Kristy Lang is a dietitian with Wellaware in Columbia. Lang said two-thirds of Americans are considered overweight, and one-third of those are classified as obese. Other statistics show that in 2011, Missouri was ranked the 11th most obese state in America, with an obesity rate of 30.3%.
Missouri Petroleum Marketers & Convenience Store Association executive director Ronald Leone, said that Missouri is not planning on banning large sodas. "I think government stops at the point of making sure sufficient information is provided to the consumer and then you and I as smart individuals can make intelligent decisions for ourselves and our family," said Leone.
John Fry is 65 years old and doesn't drink soda, instead he opts for healthier alternatives. "I can't afford it. I need energy. I am starving for food, I can't put junk in there in place of where the food needs to go," said Fry. But Fry added, banning large drinks is not an option. "People need education, they don't need bans, they don't need to break the law," said Fry.

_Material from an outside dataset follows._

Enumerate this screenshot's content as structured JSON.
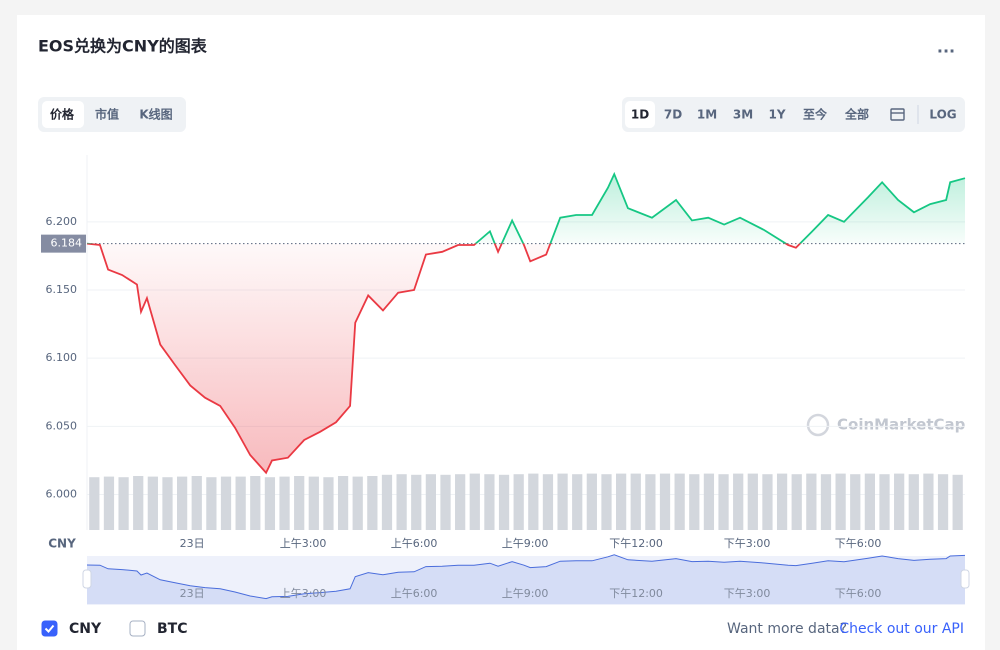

The Medical Heart Association recommends women and men drink less than 8 onces of soda per day. A regular 20 oz drink has around 18 to 20 teaspoons of sugar, according to Lang. "But be careful when you drink regular soda that you are paying attention of how this is working in your overall diet, because you can rack up all your discretionary calories, of a week really in one soda," said Lang.